July 7, 2008
Lots of you are wondering about some of the more practical matters regarding a month in Rwanda.
First, let me say that I am back in my Rwandan home, Auberge La Caverne, after a couple of nights at a hotel up the street. Apparently the Auberge double-booked my room and so I moved. (BTW, I thought that “auberge” meant eggplant, but a quick check in my handy French-English dictionary clarifies that eggplant is “aubergine;” auberge is “inn.” Strange etymological coincidence.)
The other room was where my electrical near-fiasco occurred. The nearby bar was really loud, and I just couldn’t sleep there, so I’m happy to be back. When I told Julius of Never Again that the Auberge wanted to move me out of my room again later this month, that did not sit well at all, and after some phone conversations, I was told that I will be moving, but only to another room here at the Auberge. It pays to have someone look after your practical matters here.
So this room has two double beds with intact, ample mosquito netting, a large shelf to accommodate suitcases, a little table between the beds, a phone (for the front desk to call you up), a little TV that picks up three channels: Spanish weather, international business news, and Rwandan news. There is also a big attached bathroom with a large shower area, a sink that doesn’t leak, and a toilet that flushes (a definite improvement over the other room). It helps to have basic knowledge of plumbing, preferably toilets, when you travel. And at home, for that matter. I have yet, though, to be able to get hot water in this nice room. That was the only redeeming quality of the other place. Oh well. I’ll pretend I’m at the dorms for May Seminar (haha).
The water throughout Rwanda is iffy, a highly technical term. I’ve seen floaters and sinkers in it only once, but otherwise I’ve been using my SteriPen and things have been fine. I have to say that it looks like something else in its case, though, so I definitely don’t whip it out in public.
Come to think of it, I still haven’t figured out if drinking water on the street is polite. Smoking or eating food on the street is considered vulgar and slovenly, but I’m not sure about swigging water. Something to ask Julius. The thing I worried about and knew I’d do eventually actually happened last night: as I was getting ready to brush my teeth, I stuck my toothbrush under the tap. I’d been so careful about using only purified water, but damnit! I just didn’t think. Quickly, I dried the toothbrush on my favorite grey t-shirt which I hoped had magical protective qualities, took a swig of Pepto just to be sure, and then proceeded with purified water. No troubles 24 hours later (knock on wood). Oh, and BTW, when liquid Pepto travels, it gets gloopy, like Pepto pudding. Ick.
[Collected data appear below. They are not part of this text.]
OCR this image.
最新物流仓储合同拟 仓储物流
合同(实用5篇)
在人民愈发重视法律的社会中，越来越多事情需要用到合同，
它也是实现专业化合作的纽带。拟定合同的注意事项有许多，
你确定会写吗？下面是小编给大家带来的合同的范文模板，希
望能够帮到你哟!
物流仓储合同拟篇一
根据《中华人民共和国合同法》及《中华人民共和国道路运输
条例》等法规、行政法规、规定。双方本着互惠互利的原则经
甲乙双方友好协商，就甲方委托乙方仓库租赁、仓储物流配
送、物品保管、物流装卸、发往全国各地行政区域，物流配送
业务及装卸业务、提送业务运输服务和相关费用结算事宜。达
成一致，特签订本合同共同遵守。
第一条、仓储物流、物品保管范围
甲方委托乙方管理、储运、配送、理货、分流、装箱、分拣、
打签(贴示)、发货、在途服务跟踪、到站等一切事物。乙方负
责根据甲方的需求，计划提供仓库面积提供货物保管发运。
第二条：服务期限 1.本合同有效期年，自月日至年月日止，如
Other practicallities? Oh yes—travelling alone at night. I left Never Again at 7 p.m. tonight after an exciting, productive day. But that meant that I had to find my way to the mini-bus stop in the dark. And it was the first time I took that route. But luckily, I’m awake, and my spatial sense has kicked back in, so I made it just fine. I was carrying a little flashlight (thanks, Thomas!) in my purse, but couldn’t find it, so I sort of stumbled along. Lots of chuckling from the neighbors, but that’s fair.
The Nyamirambo neighborhood is busy by day, but at night, wow! Literally, the sidewalks are filled with people, and not just here and there, but everywhere! All the little shops have lights in them and people are socializing.
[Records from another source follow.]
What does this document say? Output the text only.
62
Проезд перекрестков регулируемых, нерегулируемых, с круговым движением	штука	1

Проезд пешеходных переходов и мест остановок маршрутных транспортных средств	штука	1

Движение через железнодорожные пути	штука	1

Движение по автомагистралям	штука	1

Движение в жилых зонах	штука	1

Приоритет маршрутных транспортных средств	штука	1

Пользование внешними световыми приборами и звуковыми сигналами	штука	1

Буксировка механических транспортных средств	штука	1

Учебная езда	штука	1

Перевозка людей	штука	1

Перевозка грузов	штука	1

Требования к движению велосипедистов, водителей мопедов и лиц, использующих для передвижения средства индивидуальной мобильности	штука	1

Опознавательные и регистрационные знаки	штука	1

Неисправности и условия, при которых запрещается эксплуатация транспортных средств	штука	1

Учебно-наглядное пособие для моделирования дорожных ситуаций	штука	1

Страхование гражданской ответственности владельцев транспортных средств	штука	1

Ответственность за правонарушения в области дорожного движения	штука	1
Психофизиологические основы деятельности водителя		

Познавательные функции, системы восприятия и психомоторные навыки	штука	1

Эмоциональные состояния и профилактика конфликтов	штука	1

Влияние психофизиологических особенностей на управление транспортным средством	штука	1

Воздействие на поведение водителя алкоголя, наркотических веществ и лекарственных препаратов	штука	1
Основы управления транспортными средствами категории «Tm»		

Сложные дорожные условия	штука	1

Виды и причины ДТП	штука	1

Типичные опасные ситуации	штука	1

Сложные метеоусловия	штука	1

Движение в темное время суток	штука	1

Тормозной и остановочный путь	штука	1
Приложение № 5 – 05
Because Rwanda is almost on the equator, day and night are just about equal. But as I was riding the bus back to mumuji (town center), I had the same feeling that I had when I was about seven and that I recognize in my younger son as we drive through town at night: All the lights! All the activity!
More practicalities? Most Westerners don’t wear make-up here, unless they are tourists. Those of you who know me know that I struggle with issues about make-up. Frankly, I can’t stand it, so I wear as little of it as possible to fit the stereotype of a woman who has access. Here, I wear make-up or not, with no difference in perception.
Oh, and the weather. It’s very pleasant here, what I guess would be the 80s. There are lots of hills to traverse and lots of people crowding into small spaces, so even people who don’t sweat much sweat a lot here. There was rain on Sunday and it was a bit cooler, maybe the low 70s. Rwandans broke out their sweaters. Really. And the moto drivers were in heavy jackets.
Send me more queries, and I’ll try to answer them. And yes, I’ll blog more about clothing. And food. Later.